In a recent discussion on this blog (see “Is your ‘pro-life’ ethic internally consistent?”) some people were a bit upset that I would compare abortion to killing during war or the capital punishment of a criminal. I found this a bit odd since part of the “pro-life” argument is the full personhood of the unborn. In other words, I asked how these three were different or similar based on the notion that it is possible to discuss the unborn as having rights similar to those who have been born.
Someone asked whether or not abortion in the United States is the same thing as the Holocaust of World War II. In hasty response I proposed that it isn’t, though I confess I didn’t spend much time reasoning as to why. This post will be an effort to examine my own thinking on the matter and I welcome dialogue. I know this is a touchy subject, but I think we can navigate it.
First, I don’t know if it is intuition or cultural conditioning, but when I imagine myself observing a Nazi soldier grabbing a Jewish man in order to drag him toward assassination it seems quite different that watching a teenage girl step into an abortion clinic. Obviously, this hasn’t been the case for everyone as we’ve seen exemplified by those who commit terrorist style acts toward such clinics. Nevertheless, most anti-abortion advocates are not willing to violently protest either the woman having the abortion (more understandable since to harm her would be to harm the unborn child) or the people performing the abortion.
Why is this? Is it as evil to abort a child as it is for a Nazi soldier to kill a Jew or a gypsie? If so, why is our instinct to think we’d do something about saving the Jew, but not the child?
Second, I wonder aloud if we talk of doing what we find morally responsible in situations where we are not confronted with the actual event. In other words, we may say we’d fight the Nazi to save the Jew, but many people did live as by-standers out of their own self-preservation. So it may be that the difference is merely that one is hypothetical (I’d save the Jewish man) while the other is actual (I could save an unborn child).

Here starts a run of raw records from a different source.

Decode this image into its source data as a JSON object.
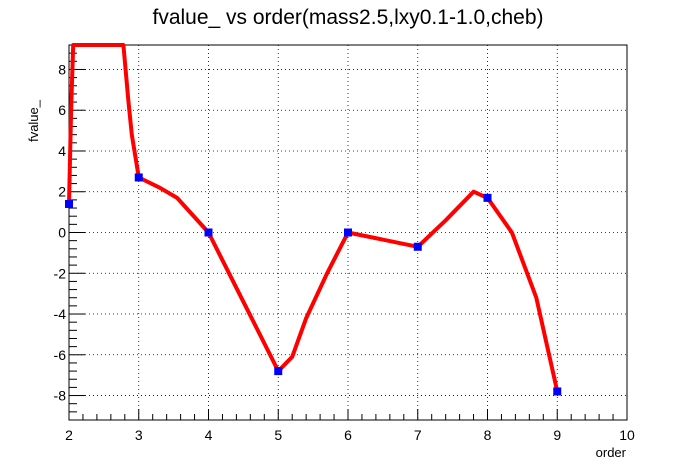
{
  "chart_data": {
    "type": "line",
    "title": "fvalue_ vs order(mass2.5,lxy0.1-1.0,cheb)",
    "xlabel": "order",
    "ylabel": "fvalue_",
    "xlim": [
      2,
      10
    ],
    "ylim": [
      -9.2,
      9.2
    ],
    "x_ticks": [
      2,
      3,
      4,
      5,
      6,
      7,
      8,
      9,
      10
    ],
    "y_ticks": [
      -8,
      -6,
      -4,
      -2,
      0,
      2,
      4,
      6,
      8
    ],
    "grid": true,
    "legend": "none",
    "series": [
      {
        "color": "#0000ff",
        "marker": "square",
        "points": [
          {
            "x": 2,
            "y": 1.4
          },
          {
            "x": 3,
            "y": 2.7
          },
          {
            "x": 4,
            "y": 0.0
          },
          {
            "x": 5,
            "y": -6.8
          },
          {
            "x": 6,
            "y": 0.0
          },
          {
            "x": 7,
            "y": -0.7
          },
          {
            "x": 8,
            "y": 1.7
          },
          {
            "x": 9,
            "y": -7.8
          }
        ]
      },
      {
        "color": "#ff0000",
        "style": "smooth-curve",
        "points": [
          {
            "x": 2.0,
            "y": 1.4
          },
          {
            "x": 2.03,
            "y": 6.0
          },
          {
            "x": 2.06,
            "y": 9.2
          },
          {
            "x": 2.78,
            "y": 9.2
          },
          {
            "x": 2.85,
            "y": 6.5
          },
          {
            "x": 2.9,
            "y": 4.8
          },
          {
            "x": 3.0,
            "y": 2.7
          },
          {
            "x": 3.3,
            "y": 2.2
          },
          {
            "x": 3.55,
            "y": 1.7
          },
          {
            "x": 4.0,
            "y": 0.0
          },
          {
            "x": 4.5,
            "y": -3.4
          },
          {
            "x": 5.0,
            "y": -6.8
          },
          {
            "x": 5.2,
            "y": -6.1
          },
          {
            "x": 5.4,
            "y": -4.2
          },
          {
            "x": 5.7,
            "y": -2.0
          },
          {
            "x": 6.0,
            "y": 0.0
          },
          {
            "x": 7.0,
            "y": -0.7
          },
          {
            "x": 7.4,
            "y": 0.6
          },
          {
            "x": 7.8,
            "y": 2.0
          },
          {
            "x": 8.0,
            "y": 1.7
          },
          {
            "x": 8.35,
            "y": 0.0
          },
          {
            "x": 8.7,
            "y": -3.2
          },
          {
            "x": 9.0,
            "y": -7.8
          }
        ]
      }
    ]
  }
}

Third, I wrestle with how I’d handle being told by my teenage daughter (let’s say sixteen so she is a bit older, but under my authority) that she was pregnant and that she intended to have an abortion in comparison with if the same daughter had the child and then called me on the phone when the child was six months old to tell me she planned on killing it. My instinct tells me there is a difference, but it could be that I am culturally conditioned. It could be that my sense of morality is shaped by crime-and-punishment. I know that she is protected under the law in case of abortion, but six months outside the womb changes everything legally. Is there an actual difference or merely a difference of consequence that informs my emotions?
Fourth, there is a very interesting “Philosophy Experiment” called “Whose Body Is It Anyway?” that proposes you wake up one day attached to another person’s body. Their life depends on using you as a source for nine months. If you refuse, they die. It is your body, do you have the right to deny sustaining life even if this person was attached to you without permission? Of course, there are obvious “how did we get here” differences between this scenario and pregnancy, but it is something we must consider. One of the “pro-choice” arguments says that it is a woman’s body and her right to choose whether she uses it to sustain another life. What are we to make of the “sustainer” argument (i.e. the other person doesn’t have life on their own without being granted support from another). For those who advocate abortion rights is the key factor the use of the body? Could a mother of a six month old child stop feeding it because she doesn’t feel the obligation to “sustain” the child (I speak of morality, not law)?
Fifth, personhood is a difficult thing to understand. Many “conservatives” say at conception while many “liberals” say at birth. Those who defend the life of the unborn note that in the womb you see hands, feet, eyes, a heartbeat, and all the signs of humanity though not fully developed (which raises the question of how developed must a human be to be a human?) and this is reason enough to enact laws that precaution to protect as early as possible. Those who defend abortion rights note that arguments for “potentiality” can go quite a ways back if one isn’t careful. Is using contraceptives “murder” since it hinders potential life (as Roman Catholics teach)? What about the first clump of cells?
Others say that life begins at that first breath outside the womb (some Christians quote God breathing into Adam to give him personhood). This seems to be what out laws support now, but it appears quite contradictory when we charge someone with murder who harms a mother causing the death of the unborn or when we will do all that we can to save a child born of premature birth suggesting that we realize some real personhood even if the baby hasn’t had the opportunity to fully develop.
Finally, let’s imagine that Roe v. Wade was reversed and abortion was criminalized. What happens? Do women cease to abort their babies? If our real concern is life then we must not be satisfied with enacting legislation that criminalizes an act. We must ask how we could preserve life. Do we know what to do if some reject the law and continue with illegal abortions? What is our aim?
These are the questions running through my mind on this matter. What are your thoughts?